Moderated by William Matthews, Jr, PhD.
The author traces the evolution of psychodynamic theory over the past fifty years and demonstrates how various individuals and schools of thought have contributed to increasing conceptual clarity despite significant continuing differences. Along with these theoretical advances, there have been important changes in analytically-oriented therapeutic techniques. Nevertheless, underneath the wide variance in methodology and in their explanatory terminology, certain common denominators are discernible that explain why such diverse theoretical approaches are able to achieve comparable degrees of therapeutic success. These factors are demonstrable in non-analytic therapies also.
Educational Objectives:
*Sessions may be edited for content and to preserve confidentiality*
Judd Marmor, MD, was an American psychiatrist known for his role in removing homosexuality from the American Psychiatric Association Diagnostic and Statistical Manual of Mental Disorders. Judd was an adjunct Professor of Psychiatry at the University of California in LA, was Franz Alexander Professor of Psychiatry at the University of Southern California School of Medicine. he has practices medicine for more than 50 years, having graduated from Columbia University College of Physicians and Surgeons in 1933. He is past president of the American Psychiatric Association, American Academy of Psychoanalysis, and The Group for the Advancement of Psychoanalysis, and The Group for the Advancement of Psychiatry. He is recipient of the Bowis Award for Outstanding Achievements in Leadership in the Field of Psychiatry from the American College of Psychiatrists and the Founders Award from the American Psychiatric Association. Dr. Marmor served on the editorial board of 14 journals.He authored five books and co-authored one. He has written or co-written more than 300 scientific papers. Much of his writing has been on psychoanalysis and human sexuality.

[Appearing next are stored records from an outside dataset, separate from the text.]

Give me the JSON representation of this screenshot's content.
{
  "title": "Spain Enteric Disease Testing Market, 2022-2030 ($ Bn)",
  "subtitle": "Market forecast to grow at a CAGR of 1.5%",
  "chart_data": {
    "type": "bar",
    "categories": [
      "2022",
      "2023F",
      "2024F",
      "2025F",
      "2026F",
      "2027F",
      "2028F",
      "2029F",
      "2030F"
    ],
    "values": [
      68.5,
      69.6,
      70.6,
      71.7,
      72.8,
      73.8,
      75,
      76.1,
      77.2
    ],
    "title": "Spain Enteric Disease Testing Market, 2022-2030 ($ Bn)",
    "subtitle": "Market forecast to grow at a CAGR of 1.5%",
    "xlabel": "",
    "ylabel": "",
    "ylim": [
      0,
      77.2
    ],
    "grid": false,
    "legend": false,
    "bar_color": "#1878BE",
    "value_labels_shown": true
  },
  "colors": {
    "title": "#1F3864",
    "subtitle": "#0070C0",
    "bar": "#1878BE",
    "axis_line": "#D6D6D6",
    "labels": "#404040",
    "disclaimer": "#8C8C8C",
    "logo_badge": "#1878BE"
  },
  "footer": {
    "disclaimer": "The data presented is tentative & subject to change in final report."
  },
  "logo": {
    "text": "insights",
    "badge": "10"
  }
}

Jay Haley (M.A., 1953, Stanford University) was Director of Family Therapy Institute of Washington, D.C. He was one of the leading exponents of the strategic/interpersonal approach to family therapy. Haley served as Director of the Family Experiment Project at the Mental Research Institute and as Director of Family Therapy Research at the Philadelphia Child Guidance Clinic. He has authoered seven books, co-authored two and edited five. Additionally, he has more than 40 contributions to professional journals and books. Haley is the former editor of Family Process, and the first recipient of the Lifetime Achievement Award of The Milton H. Erickson Foundation.